When he cited the example of all the other companies in the manufacturing sector, the response he got was they were all ‘A’ category firms whereas SFL was only making ‘C’ category items. Left with no other choice, SFL went public, divesting 49 per cent of its stake. However, that didn’t deter him. “When General Motors came and talked to us whether we would like to become sole supplier of radiator caps, we didn’t know anything about it. GM said they would give the entire plant to us, teach us how to do it as they wanted to put that plant here. So, that became a turning point for SFL,” recounts the businessman.
“The other big change in my life happened in 1987-88 when I became the CII President,” he says, as he points to the visibility that he achieved during the Rajiv Gandhi era, when from a cocooned business environ, Krishna became a national figure. Besides interacting with politicos and industrialists, he lectured on quality, exports and competitiveness prior to liberalisation, as the emphasis was to turn India into a globally-competitive nation and not rely on tariff barriers.
SFL later took the decision to shed its sole reliance on nuts and bolts. “We had to create more pillars on which the company could stand,” he says, as he draws the genesis of the multiple pillars of SFL such as cold extrusion, exports, transmission in SEZ. “Nuts and bolts contribute only about 35 to 40 per cent of the business now and the balance comes from outside,” says Krishna.
Business then and now
“Post-liberalisation in 1991, we were still not completely liberalised. Today, it is not so. We do not have to go to the government for anything. I have not been to Delhi for 20 years on a bureaucratic visit now. But this also means more imports. Firms like Mercedes Benz could import from wherever they wanted and not rely on domestic suppliers. In my time, they could have bought only from me. So, there was a sense of balance. On one hand, you had to compete with international suppliers. On the other hand, you had the protection regime. If I were 40 years younger, I would prefer today’s milieu with its total freedom,” he remarks.
“International buyers today are well disposed towards India more than they were back in the day. We never came across as an industrial superpower. With the arrival of MNCs like Nissan, Mercedes and Skoda and the success story of Suzuki, people realised there was engineering talent here. Local purchasing offices of these MNCs are keen to buy from India. That is why the automotive industry has boomed in the last ten years,” he points out.
Incidentally, SFL’s China factory, set up about 11 years ago, is doing well. “It is one of the rare Indian manufacturing companies to have presence in China; the Chinese don’t import from India, as they would rather support their own companies. But they consider us a Chinese company and not an MNC. We have invested a lot – 250 workers, mostly Chinese with only a handful of Indians,” says Krishna.
Keeping pace with the times, SFL has also been exploring sunrise sectors. Aerospace is one such, which Krishna likens this way: “The manufacturers are extremely cautious in buying anything to do with aerospace and we have made headway here.”
India’s automobile industry should do 10 million cars and around 50-60 million motorcycles. But, now there is disruption, which must be managed. Are we going the whole hog with electric vehicles or remain with ICE (internal combustion engines)?
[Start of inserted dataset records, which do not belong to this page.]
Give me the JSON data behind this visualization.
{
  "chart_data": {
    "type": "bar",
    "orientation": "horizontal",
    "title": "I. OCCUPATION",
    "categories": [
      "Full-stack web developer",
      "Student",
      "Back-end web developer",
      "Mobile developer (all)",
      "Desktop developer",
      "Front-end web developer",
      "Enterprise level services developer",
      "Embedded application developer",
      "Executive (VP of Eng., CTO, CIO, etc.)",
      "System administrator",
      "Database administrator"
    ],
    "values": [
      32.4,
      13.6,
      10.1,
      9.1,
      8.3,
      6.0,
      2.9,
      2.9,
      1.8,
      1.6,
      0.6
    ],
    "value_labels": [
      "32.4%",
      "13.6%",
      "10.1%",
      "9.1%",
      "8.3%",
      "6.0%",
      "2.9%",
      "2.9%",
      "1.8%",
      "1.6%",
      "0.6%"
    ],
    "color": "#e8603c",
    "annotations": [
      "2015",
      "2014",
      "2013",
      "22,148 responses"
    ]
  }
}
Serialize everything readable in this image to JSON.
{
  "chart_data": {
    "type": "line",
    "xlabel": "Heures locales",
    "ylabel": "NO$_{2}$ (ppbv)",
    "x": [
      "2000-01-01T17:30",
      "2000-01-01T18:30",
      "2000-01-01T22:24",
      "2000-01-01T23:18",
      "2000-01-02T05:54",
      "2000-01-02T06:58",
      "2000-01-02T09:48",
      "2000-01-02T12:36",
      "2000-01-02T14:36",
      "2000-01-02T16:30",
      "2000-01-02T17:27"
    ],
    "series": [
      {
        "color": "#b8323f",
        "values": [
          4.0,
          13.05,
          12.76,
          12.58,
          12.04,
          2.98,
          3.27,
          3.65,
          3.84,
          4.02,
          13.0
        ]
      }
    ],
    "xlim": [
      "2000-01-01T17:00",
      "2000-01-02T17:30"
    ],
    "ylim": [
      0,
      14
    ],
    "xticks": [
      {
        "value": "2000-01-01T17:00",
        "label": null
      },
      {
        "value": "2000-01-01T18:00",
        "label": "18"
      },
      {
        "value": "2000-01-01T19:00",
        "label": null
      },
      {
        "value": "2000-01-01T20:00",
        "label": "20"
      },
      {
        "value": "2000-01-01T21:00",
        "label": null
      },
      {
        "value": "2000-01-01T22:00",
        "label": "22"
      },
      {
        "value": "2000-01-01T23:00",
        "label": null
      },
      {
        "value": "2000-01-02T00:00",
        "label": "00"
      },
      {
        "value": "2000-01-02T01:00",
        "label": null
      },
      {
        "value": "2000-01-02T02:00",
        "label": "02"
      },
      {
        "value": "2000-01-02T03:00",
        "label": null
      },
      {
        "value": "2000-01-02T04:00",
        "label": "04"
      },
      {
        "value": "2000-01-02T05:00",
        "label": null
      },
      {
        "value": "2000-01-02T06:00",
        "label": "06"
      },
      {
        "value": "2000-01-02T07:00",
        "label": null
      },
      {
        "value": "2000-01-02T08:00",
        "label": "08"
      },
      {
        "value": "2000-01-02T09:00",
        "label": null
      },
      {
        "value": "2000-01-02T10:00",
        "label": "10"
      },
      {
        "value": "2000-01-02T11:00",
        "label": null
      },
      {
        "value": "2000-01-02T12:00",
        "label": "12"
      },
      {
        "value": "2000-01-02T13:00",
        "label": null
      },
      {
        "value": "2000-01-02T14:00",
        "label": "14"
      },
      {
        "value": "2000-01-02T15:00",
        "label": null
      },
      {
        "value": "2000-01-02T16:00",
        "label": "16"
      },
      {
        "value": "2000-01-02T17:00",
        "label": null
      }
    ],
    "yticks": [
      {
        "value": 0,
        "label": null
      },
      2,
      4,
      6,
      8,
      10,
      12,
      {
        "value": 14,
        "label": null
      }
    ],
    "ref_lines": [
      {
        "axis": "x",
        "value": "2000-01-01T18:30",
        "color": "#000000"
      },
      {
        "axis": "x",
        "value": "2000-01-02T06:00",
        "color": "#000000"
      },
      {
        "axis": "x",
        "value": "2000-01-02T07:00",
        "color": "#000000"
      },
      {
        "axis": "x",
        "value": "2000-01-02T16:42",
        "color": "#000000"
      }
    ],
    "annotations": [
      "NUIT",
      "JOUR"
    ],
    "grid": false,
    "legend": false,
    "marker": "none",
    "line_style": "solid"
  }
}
There are many pros: it is cleaner and the drivability of e-vehicles is far superior in terms of maneuverability, transmission and torque. Plus it’s powered by solar energy. By 2030, only 2.3 per cent of the cars will be electric, while the most optimistic say it will be 23 pc. Even assuming 30 or 40 pc out of 84 million, go the e-way, enough cars will run on ICE, into which a lot of investment has been made. There is also this googly about autonomous cars replacing today’s models. So, the next 20-30 years is going to be very challenging. SFL has done a lot of work around e-vehicles. Our products are peripheral. You will still need bolts and nuts and 70 per cent of our company will remain unaffected.